Aradan yıllar geçer. Güzel Hoca ve eşi hacca gitmeye karar verip yola çıkarlar. Hac yolunda kadın rahatsızlanır. Medine’ye vardıklarında kadının durumu iyiden iyiye kötüleşir. Padişahın kızı olması nedeniyle hekimler özel ilgilenirler. Muayenelerin sonucunda kadının hamile olduğu anlaşılır. Bunun üzerine tekrardan çift İstanbul’a dönmeye karar verir.
Güzel Hoca ve eşi İstanbul’a döndüklerinde, bugün türbesinin bulunduğu yerde 1647 yılında, hocanın eşi beş aylık hamile iken vefat eder. Padişahın kızı caminin bahçesine defnedilir. Güzel Hoca her gün aksatmadan eşinin mezarını ziyaret eder, ona dualar eder ve onun ruhuna hediye edilmek üzere Kur’an okurmuş.
Takriben dört ay sonra mezardan bebek ağlama seslerinin geldiğini duyar. Durum padişaha bildirilir. Padişah mezarı açtırır. Mezar açılınca kadının cesedinin hiç çürümediğini ve bir bebeğin ondan süt emdiğini görürler. Bebeği oradan alıp mezar kapatılır. Sonrasında mezar bir türbe haline getirilir.

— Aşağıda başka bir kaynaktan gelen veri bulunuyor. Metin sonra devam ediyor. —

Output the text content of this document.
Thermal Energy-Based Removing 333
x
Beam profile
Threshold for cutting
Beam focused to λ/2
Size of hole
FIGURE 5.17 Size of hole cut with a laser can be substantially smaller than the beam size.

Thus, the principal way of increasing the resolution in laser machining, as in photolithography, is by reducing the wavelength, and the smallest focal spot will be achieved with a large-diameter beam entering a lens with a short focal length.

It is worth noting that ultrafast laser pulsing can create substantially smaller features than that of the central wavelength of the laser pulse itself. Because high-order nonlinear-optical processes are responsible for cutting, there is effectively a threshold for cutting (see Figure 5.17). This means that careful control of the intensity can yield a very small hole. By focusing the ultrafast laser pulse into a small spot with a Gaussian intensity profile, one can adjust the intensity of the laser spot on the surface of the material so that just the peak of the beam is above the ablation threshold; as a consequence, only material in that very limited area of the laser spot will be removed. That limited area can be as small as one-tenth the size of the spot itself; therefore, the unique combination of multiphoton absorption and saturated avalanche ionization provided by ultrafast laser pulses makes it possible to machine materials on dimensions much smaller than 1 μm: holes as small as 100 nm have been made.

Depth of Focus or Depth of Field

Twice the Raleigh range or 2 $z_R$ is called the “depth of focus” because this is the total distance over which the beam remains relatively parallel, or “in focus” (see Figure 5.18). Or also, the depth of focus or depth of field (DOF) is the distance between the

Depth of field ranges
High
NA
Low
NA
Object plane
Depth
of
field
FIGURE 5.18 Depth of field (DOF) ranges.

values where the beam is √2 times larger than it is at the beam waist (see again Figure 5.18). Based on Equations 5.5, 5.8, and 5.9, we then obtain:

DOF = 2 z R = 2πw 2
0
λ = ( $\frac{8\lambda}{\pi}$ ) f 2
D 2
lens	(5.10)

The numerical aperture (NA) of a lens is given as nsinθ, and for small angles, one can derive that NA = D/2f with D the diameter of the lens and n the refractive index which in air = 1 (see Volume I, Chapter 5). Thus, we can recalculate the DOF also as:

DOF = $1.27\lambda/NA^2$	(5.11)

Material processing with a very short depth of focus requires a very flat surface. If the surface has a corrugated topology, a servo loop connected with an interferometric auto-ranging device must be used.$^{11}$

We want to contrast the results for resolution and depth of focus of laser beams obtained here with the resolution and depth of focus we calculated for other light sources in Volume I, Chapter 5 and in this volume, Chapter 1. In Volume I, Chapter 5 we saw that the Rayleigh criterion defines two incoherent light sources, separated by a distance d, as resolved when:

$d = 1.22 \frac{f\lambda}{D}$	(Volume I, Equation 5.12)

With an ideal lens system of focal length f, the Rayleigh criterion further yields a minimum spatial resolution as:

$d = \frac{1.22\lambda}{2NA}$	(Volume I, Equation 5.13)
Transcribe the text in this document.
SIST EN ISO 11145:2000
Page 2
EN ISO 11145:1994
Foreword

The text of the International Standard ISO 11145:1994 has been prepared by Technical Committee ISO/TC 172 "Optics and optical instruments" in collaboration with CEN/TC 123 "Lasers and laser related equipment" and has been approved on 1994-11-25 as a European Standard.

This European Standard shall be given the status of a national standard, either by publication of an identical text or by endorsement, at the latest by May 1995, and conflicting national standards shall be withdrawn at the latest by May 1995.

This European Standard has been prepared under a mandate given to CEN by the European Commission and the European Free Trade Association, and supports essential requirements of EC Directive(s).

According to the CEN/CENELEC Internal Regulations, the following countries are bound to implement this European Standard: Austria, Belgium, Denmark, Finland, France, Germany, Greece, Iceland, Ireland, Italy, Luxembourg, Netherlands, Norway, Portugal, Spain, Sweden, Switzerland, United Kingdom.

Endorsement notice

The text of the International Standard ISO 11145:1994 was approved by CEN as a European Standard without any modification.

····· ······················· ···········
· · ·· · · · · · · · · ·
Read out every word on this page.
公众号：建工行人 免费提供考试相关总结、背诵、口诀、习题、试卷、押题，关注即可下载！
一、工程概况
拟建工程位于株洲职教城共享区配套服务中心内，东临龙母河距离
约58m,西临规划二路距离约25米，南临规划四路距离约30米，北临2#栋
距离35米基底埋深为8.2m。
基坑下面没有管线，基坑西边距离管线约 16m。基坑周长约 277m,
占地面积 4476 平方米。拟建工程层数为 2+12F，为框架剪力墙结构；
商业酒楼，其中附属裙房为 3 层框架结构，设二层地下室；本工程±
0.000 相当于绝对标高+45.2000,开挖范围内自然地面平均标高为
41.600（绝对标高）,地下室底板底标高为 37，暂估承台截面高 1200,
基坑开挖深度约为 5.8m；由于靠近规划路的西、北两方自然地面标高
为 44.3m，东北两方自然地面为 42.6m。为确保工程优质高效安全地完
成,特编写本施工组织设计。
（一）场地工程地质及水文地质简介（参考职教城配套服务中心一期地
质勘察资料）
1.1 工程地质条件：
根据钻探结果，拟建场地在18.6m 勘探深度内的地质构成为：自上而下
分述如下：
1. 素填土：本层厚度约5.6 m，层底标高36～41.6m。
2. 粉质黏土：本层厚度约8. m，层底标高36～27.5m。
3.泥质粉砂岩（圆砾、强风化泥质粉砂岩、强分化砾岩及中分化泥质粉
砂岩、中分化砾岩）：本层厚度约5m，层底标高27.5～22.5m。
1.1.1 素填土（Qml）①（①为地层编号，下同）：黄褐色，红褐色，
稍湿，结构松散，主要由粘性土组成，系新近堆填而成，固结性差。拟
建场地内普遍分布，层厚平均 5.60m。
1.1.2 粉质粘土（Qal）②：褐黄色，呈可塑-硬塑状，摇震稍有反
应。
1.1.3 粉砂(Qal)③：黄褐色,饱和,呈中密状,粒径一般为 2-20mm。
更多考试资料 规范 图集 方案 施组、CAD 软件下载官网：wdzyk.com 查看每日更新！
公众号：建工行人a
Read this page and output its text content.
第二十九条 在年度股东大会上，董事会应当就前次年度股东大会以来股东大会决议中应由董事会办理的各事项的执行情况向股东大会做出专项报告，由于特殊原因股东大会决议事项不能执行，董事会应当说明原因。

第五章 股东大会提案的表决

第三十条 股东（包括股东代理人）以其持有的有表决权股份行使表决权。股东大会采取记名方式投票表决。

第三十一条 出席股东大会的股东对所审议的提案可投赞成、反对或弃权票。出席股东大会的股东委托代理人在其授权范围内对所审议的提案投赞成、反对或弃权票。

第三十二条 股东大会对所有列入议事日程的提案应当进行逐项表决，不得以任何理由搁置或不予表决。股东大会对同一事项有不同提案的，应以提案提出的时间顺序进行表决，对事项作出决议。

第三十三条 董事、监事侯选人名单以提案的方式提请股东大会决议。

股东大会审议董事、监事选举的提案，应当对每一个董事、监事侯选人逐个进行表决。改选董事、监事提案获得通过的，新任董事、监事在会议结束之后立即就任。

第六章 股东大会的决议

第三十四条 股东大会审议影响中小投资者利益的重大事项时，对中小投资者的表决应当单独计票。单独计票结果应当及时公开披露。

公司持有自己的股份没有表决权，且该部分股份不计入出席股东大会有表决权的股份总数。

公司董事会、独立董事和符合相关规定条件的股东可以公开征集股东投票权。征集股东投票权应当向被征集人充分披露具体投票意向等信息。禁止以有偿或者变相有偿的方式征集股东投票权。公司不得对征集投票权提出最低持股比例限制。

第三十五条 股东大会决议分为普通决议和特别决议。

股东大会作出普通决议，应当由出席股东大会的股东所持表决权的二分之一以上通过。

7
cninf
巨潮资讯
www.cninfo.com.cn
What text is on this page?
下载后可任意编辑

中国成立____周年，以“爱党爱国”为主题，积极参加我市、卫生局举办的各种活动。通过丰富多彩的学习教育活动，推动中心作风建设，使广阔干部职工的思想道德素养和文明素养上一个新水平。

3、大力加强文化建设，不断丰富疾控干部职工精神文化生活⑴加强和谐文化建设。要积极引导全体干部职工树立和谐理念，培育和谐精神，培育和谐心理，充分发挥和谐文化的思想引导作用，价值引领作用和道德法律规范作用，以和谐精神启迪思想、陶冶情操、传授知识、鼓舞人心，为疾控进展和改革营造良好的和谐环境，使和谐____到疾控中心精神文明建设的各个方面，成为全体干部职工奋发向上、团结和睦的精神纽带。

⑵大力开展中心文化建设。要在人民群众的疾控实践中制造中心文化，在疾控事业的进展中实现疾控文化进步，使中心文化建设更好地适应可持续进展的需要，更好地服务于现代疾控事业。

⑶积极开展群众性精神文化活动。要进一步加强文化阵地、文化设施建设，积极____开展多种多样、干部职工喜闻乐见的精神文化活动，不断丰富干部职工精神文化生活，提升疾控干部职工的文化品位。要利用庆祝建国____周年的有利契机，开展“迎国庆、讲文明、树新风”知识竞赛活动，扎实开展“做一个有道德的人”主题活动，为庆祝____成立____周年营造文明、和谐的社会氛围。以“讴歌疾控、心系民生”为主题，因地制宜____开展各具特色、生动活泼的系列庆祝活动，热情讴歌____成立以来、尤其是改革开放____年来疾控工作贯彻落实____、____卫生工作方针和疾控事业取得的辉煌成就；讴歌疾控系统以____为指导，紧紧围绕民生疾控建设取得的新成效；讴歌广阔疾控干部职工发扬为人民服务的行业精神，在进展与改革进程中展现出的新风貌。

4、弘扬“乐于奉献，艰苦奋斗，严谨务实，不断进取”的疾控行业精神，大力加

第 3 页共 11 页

Çocuk ve Güzel Hoca o günden sonra sarayda yaşamaya başlar. Bu bebek büyüdüğünde kendisine “Meyyitzade” yani “ölünün oğlu” ya da “ölüden doğan” anlamında isim verilir. Meyyitzade Mehmet Efendi, sonraki yıllarda Osmanlı’ya büyük hizmetleri dokunan bir devlet adamı olmuştur. Onun da mezarı annesinin yanı başındadır.
Bugün İstanbul Şişhane’de bulunan Lohusa Hatun Türbesi’ne çoğunlukla çocuğu olmayan kadınlar uğramaktadır. Oraya gidenler Lohusa Hatun’un ruhuna Kur’an okuyup, kendilerine çocuk vermesi için Allah’a dua etmektedir.